All five nonprofits now have direct improved performance in their administration, Butcher says.
“It’s really been tremendously successful and I think a wonderful example of organizations being smart in collaboration,” he says. “That has allowed for us as organizations to all do what we do independently very well, but also to be smart and efficient in our costs.”
Davis says in her experience collaboration is difficult and not always very successful. She finds back office sharing types of collaboration easier than program collaboration.
At POWER, they started a human resources collaborative about eight years ago, as it’s much easier to share a HR director than a clinical director.
“We’ve always had the idea that eventually it could become a revenue producer,” Davis says. “That right now we share the cost equally, but is there a way to grow this HR collaborative and bring other folks in and actually generate a little bit of income for the founding partners?”

Mirroring for-profits

Consolidation brings economies of scale and helps with sustainability, while competition helps control the abilities and number of nonprofits. Oliphant says the system mirrors what happens in the for-profit world.

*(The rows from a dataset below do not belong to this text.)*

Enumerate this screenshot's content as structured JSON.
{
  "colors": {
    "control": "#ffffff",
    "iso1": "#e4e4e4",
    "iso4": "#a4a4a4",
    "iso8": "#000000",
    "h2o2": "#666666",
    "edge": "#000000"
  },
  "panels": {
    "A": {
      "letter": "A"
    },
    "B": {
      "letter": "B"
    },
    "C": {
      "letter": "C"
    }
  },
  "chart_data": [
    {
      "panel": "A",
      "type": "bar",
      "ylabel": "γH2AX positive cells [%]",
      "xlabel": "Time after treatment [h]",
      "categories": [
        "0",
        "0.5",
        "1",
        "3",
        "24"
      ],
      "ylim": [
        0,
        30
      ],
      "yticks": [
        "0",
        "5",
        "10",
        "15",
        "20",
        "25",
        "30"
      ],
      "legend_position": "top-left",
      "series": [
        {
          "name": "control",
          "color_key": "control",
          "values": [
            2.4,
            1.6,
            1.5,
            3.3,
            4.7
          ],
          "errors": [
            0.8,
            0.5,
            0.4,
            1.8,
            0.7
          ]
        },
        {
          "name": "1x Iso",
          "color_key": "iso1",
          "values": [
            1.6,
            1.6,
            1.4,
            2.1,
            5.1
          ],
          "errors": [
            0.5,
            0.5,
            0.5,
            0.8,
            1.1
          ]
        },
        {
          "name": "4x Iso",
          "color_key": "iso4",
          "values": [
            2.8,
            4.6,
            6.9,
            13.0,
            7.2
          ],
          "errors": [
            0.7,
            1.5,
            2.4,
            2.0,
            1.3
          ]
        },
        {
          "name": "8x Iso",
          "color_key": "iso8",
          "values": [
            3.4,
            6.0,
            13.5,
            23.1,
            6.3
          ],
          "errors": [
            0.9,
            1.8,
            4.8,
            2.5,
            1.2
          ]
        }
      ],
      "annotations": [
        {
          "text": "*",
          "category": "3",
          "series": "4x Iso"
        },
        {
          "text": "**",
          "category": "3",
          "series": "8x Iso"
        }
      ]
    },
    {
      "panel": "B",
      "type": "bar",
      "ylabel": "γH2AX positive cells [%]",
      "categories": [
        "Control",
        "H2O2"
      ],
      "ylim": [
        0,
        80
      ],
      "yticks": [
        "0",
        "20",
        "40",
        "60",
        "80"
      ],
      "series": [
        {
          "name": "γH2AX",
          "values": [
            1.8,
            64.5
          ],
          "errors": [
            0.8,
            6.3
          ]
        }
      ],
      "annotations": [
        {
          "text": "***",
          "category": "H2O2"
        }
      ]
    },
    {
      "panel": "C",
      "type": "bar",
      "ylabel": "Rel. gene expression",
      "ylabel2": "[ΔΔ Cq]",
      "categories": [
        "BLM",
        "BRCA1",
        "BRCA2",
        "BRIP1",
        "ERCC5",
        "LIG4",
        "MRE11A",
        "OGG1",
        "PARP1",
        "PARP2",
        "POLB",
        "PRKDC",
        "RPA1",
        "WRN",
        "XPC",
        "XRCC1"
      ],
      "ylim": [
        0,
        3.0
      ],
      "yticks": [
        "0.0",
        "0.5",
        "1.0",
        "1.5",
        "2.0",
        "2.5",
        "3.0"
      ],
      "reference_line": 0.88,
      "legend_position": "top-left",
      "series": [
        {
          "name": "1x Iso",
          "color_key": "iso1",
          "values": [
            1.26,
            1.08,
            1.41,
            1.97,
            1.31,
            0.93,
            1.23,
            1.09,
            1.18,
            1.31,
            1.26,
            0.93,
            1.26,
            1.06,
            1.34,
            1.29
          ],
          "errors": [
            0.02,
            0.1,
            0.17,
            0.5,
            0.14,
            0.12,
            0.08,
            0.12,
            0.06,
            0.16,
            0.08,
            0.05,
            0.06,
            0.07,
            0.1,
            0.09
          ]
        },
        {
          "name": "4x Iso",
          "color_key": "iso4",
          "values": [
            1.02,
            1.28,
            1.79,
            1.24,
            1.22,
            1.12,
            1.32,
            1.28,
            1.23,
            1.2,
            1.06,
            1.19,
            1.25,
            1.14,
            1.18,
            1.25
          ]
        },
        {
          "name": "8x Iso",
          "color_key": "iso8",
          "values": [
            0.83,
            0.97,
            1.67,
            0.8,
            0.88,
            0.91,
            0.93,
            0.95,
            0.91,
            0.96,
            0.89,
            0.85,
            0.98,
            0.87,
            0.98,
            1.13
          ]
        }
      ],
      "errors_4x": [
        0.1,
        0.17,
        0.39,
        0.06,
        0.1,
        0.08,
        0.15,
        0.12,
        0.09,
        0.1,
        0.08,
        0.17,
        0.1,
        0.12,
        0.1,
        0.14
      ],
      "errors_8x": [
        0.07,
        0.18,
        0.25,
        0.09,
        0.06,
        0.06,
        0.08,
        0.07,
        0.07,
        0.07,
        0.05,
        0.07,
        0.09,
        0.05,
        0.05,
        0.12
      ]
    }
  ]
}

“Nonprofits compete, and if they can prove that they have a reason to exist, they get resources,” he says. “Ultimately that system isn’t perfect, but it’s better than the one where we would try and control that through some top-down system.”
Oliphant used to believe that the number of Pittsburgh nonprofits was out of proportion because of the number of foundations, but over the past 20 years there’s been explosive growth nationally.
“So I think you’re seeing a lot of nonprofits nationally, as well, and some of them are frightfully under-resourced,” he says. “You wonder how they keep the doors open, but if they keep the doors open and they are doing social good, then good for them.”
Much like the for-profit world, there’s also some expectation of a return on investment when foundations provide funds to nonprofits, Crawford says.
Like a portfolio manager for someone’s 401(k), the foundations balance their portfolios of grants with making sure that tried and true nonprofits get their fair share of funding, while taking some risks with new programs or projects, he says.
Flanagan sees the foundations coming in like venture capital firms and capitalizing on new ideas for a number of years to get it going.